BIG time boxing is well and truly back in Sheffield.
If a fighter can fill most of the cavernous Sheffield Arena in the same way Naseem Hamed did in 1997, Joe Calzaghe did in 2002 and Clinton Woods and Ricky Hatton did in 2005, he must indeed be a ‘Special One’.
And Kell Brook lived up to his nickname on Saturday with a comprehensive win over an older, more experienced Matthew Hatton, making his 50th pro appearance.
Nearly 10,000 fans filled the Arena. Those there to watch the noble warriors included a few less dignified knuckle-draggers – tribal fans wanting to fight each other in the stands.
If, as seems likely, the same venue is to be used again for such an even higher profile showdown – possibly Brook v Paul Malignaggi, Shane Mosley, Andre Berto, Victor Ortiz, Devon Alexander or, less likely, Amir Khan – the organisers must surely consider segregation, so the vast majority of decent sports fans are not distracted or endangered.
Brook, who started his pro career with a six rounder down the road at Don Valley stadium seven and a half years ago, was unaware of the occasional flare-up in the seats. While he is not prone to showboating in the style of the visiting Naz, he does have similar power, speed and athleticism. And he used that in the very first round, breaking Hatton’s nose.
From that moment on Hatton was forced to wear a bloody moustache and the Sheffield’s strong jabs continued to make the nose stream, undoubtably making breathing more challenging for the away fighter.

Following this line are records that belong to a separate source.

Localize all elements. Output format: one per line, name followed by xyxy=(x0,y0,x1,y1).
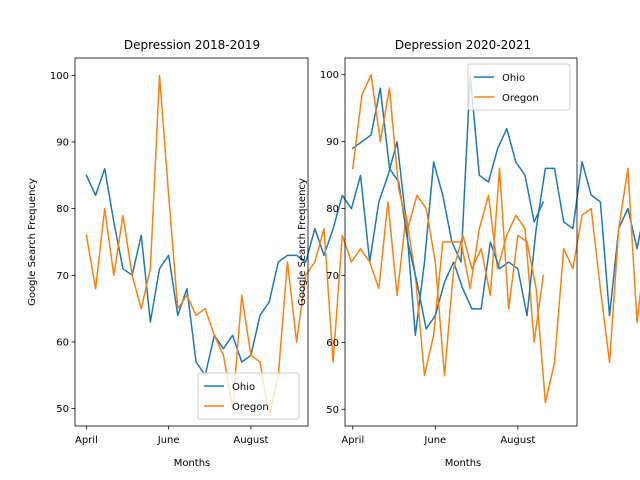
chart-panel-depression-2020-2021: Depression 2020-2021 Months Google Searc… xyxy=(297,38,640,469)
legend: Ohio Oregon xyxy=(197,372,300,420)
series-line-oregon xyxy=(85,74,545,417)
series-line-oregon xyxy=(351,73,640,404)
y-tick-label: 70 xyxy=(326,271,339,282)
x-tick-label: August xyxy=(500,435,535,446)
chart-panel-depression-2018-2019: Depression 2018-2019 Months Google Searc… xyxy=(27,38,545,469)
y-axis-label: Google Search Frequency xyxy=(27,178,38,306)
x-tick-label: April xyxy=(75,435,98,446)
y-tick-label: 90 xyxy=(326,137,339,148)
x-axis-label: Months xyxy=(445,458,482,469)
y-tick-label: 100 xyxy=(50,71,69,82)
legend-label-oregon: Oregon xyxy=(232,402,269,413)
plot-frame xyxy=(344,57,578,427)
legend-box xyxy=(467,63,571,111)
legend-label-oregon: Oregon xyxy=(502,93,539,104)
y-axis-label: Google Search Frequency xyxy=(297,178,308,306)
y-tick-label: 90 xyxy=(56,138,69,149)
x-tick-label: June xyxy=(157,435,180,446)
y-tick-label: 80 xyxy=(56,204,69,215)
y-tick-label: 70 xyxy=(56,271,69,282)
legend: Ohio Oregon xyxy=(467,63,571,111)
legend-box xyxy=(197,372,300,420)
y-tick-label: 60 xyxy=(56,338,69,349)
series-line-ohio xyxy=(85,74,545,377)
y-tick-label: 50 xyxy=(326,405,339,416)
chart-title: Depression 2018-2019 xyxy=(124,38,260,52)
chart-title: Depression 2020-2021 xyxy=(395,38,531,52)
series-line-ohio xyxy=(351,87,640,330)
y-tick-label: 100 xyxy=(320,70,339,81)
x-tick-label: April xyxy=(341,435,364,446)
y-tick-label: 80 xyxy=(326,204,339,215)
x-tick-label: June xyxy=(423,435,446,446)
y-tick-label: 50 xyxy=(56,404,69,415)
y-tick-label: 60 xyxy=(326,338,339,349)
legend-label-ohio: Ohio xyxy=(502,73,525,84)
x-tick-label: August xyxy=(233,435,268,446)
plot-frame xyxy=(74,57,309,427)
x-axis-label: Months xyxy=(174,458,211,469)
legend-label-ohio: Ohio xyxy=(232,382,255,393)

Brook, quicker on his feet, more muscular and cleaner with his shots, had the Mancunian on the back foot and tagged Hatton in the fourth round.
The middle rounds were heartbreaking for Hatton.
He thought he had been imposing himself in the fifth, but was then pinned on the ropes and hurt with left hook and right hand. It was a similar story in the sixth. By round eight, Hatton’s corner was imploring their man to try and put the pressure on. It was time to fight close in and take some chances.
The trouble was he just didn’t have the skills, once he’d got remotely near to tying Brook up.
The 30-year-old had learned a lot about survival from his creditable 12-round battle with Ryan Rhodes’ conqueror Saul Alvarez 12 months ago.
And although he hit the canvas briefly in the ninth after a left hook, he couldn’t improve on giving Brook the slightest of marks over his right eye.
The Grenoside stylist may even have been momentarily miffed that he couldn’t finish the job, winning eventually on a points tally of 118-109, 119-108 and 119-107, to win the WBA Inter Continental and IBF International welterweight belts.
But the bigger picture of overcoming another hurdle en route to a world title shot will have soon replaced that sentiment. On top of that, Brook can now rank himself among the best loved Sheffield sons in boxing history.
His adoring public can’t wait to see him again.
But next time – let’s keep all the fighting inside the ring.
On a spicey undercard, Welshman Kerry Hope caused a major upset by outpointing previously-unbeaten Pole Grzegorz Proksa – a young version of Junior Witter - via majority decision to take the European middleweight title, while Belfast prospect Carl Frampton retained his Commonwealth super-bantamweight belt by knocking out Prosper Ankrah of Ghana.
Ingle welterweight Adnam Amar was stopped after five rounds in his English title bout with Lee Purdy. Local boxers Wayne Reed and Lee Noble lost to Eamonn O’Kane and Ryan Aston respectively.